We have had mixed views this week on Reliance Industries. There was an upgrade news with regards to possible spending post debt reduction, but there is a huge overhang on the debt reduction front. Is there any scope of an upside in RIL in the near term?
Clearly debt reduction and an expected deal seems to be the trigger right now. The market has also started to give a huge thumbs up in terms of Jio. They have done a lot of capex which probably would start showing results after sometime. That is where the telecom business would come into picture where they are grabbing market share and subscriber additions which has started to happen in the Jio Fiber business is also something that the street is watching out for.

The markets from here on would do well. These are the leaders -- a couple of banks along with Reliance. In a very street-smart way, if the market is going to go up from here, I think Reliance needs to participate and whether it can carry out debt reduction in 18 months or 24 months is debatable but if the debt is reduced, the stock would get premium valuations. With a long term view of two-three years, it should be a candidate for accumulation on dips.

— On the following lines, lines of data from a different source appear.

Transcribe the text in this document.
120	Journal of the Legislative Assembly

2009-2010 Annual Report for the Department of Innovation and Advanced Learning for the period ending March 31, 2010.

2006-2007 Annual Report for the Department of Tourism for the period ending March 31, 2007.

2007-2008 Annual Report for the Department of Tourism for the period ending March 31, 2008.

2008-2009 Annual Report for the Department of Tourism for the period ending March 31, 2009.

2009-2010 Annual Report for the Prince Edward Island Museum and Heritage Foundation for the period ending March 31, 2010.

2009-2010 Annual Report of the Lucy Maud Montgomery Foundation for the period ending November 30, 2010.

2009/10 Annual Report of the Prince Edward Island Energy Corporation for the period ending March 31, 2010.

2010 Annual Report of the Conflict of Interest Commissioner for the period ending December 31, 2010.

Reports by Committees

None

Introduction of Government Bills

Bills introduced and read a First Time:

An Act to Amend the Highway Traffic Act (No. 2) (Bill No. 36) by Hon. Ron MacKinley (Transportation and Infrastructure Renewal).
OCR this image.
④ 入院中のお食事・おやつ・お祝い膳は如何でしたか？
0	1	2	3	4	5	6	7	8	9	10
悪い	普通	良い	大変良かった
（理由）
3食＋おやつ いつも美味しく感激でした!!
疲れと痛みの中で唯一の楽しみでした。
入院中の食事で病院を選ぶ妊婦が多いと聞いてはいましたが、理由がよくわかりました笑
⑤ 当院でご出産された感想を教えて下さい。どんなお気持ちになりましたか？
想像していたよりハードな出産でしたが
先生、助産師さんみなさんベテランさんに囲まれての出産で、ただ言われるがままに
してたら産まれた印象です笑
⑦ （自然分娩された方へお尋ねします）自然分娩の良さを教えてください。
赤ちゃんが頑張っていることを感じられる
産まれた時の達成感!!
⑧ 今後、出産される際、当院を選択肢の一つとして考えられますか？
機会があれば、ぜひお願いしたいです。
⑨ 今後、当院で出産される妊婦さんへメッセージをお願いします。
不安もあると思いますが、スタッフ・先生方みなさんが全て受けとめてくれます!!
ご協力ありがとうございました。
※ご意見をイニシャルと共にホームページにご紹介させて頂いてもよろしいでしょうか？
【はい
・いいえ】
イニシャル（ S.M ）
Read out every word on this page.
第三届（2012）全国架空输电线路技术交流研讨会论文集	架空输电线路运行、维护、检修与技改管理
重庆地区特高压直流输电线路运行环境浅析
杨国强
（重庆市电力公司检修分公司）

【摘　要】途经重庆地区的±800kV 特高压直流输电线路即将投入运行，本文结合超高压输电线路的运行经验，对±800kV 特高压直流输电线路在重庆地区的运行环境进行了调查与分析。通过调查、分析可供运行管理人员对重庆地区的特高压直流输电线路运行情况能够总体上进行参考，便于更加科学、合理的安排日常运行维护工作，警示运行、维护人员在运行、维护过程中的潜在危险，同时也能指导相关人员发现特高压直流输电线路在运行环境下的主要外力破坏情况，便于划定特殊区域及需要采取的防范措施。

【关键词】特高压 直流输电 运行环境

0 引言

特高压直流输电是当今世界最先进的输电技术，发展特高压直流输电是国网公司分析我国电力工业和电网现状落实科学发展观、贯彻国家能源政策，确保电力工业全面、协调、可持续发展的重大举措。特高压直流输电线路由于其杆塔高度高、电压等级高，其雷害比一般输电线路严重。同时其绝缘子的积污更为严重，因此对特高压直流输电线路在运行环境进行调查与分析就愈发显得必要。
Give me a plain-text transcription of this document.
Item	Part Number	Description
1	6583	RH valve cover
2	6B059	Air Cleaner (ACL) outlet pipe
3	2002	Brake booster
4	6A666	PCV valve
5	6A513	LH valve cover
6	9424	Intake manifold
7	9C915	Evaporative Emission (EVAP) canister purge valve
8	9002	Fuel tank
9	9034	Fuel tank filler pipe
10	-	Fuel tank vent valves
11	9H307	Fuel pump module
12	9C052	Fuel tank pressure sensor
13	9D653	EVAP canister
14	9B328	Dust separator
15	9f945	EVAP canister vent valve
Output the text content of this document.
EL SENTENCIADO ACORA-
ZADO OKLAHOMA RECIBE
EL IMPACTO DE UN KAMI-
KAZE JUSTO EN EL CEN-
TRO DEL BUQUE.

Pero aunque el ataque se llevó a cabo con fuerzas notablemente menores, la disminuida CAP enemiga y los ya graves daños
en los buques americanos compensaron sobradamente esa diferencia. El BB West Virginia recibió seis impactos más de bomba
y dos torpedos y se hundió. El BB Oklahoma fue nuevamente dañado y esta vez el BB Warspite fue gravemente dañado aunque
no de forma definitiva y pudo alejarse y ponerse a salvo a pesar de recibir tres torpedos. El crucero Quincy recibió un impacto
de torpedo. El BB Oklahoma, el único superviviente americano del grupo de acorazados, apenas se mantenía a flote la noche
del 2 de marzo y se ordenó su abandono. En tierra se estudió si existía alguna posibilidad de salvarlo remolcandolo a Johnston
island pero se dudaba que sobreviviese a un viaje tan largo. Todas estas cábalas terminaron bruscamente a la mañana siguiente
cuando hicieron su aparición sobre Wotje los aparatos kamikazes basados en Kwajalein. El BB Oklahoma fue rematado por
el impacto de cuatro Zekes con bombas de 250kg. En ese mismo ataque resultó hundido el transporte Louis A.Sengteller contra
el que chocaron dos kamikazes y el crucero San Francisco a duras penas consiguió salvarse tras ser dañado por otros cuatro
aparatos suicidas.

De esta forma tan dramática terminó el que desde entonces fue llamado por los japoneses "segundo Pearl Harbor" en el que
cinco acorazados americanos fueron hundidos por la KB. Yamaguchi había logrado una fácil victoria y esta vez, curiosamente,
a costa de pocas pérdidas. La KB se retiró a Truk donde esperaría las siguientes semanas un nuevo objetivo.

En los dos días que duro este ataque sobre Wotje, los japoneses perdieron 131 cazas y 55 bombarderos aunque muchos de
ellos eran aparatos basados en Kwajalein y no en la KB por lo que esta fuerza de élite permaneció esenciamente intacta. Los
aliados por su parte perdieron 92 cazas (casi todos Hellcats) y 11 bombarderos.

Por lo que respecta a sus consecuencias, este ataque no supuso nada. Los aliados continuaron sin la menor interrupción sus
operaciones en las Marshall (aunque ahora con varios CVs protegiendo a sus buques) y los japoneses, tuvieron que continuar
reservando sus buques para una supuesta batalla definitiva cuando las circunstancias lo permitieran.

Are you telling your clients to buy ITC?
We look at a lot of companies and their 10-year, 5-year and 3-year performances. We look at revenue growth, PAT growth and EBITDA growth of these companies. Simultaneously, if these companies have grown 12-15-20%, we see whether the market cap of this company has also shown simultaneous jump or more than that. That is where we would be interested in wealth creation. We find that ITC does not tick a lot of these boxes except for dividend yield which could turn out to be 4-5%. India is not such a dividend yield market, it is more of a growth market.

We are more bullish on companies like Dabur; Marico, Britannia and Nestle, which would always be expensive if you compare it to ITC but they are not like to like businesses. ITC trades at half the valuation or in fact less than half of HUL. It deserves a bit of re-rating but to be very fair, we have not bought it in our portfolios as yet.

From an investment perspective, are OMCs an attractive bet or are they at best just a trading play?
That depends upon the news flow in the market and we ourselves have never got into this type of stocks which are PSUs and also cyclicals. The dependence is more or less on the crude part and that is also impacted by negative or positive news flows. If the divestment of BPCL is what the street believes in, there will be a bit of a rerating on the cards. But it would be a more speculative set of news. We would avoid the oil marketing space at this point.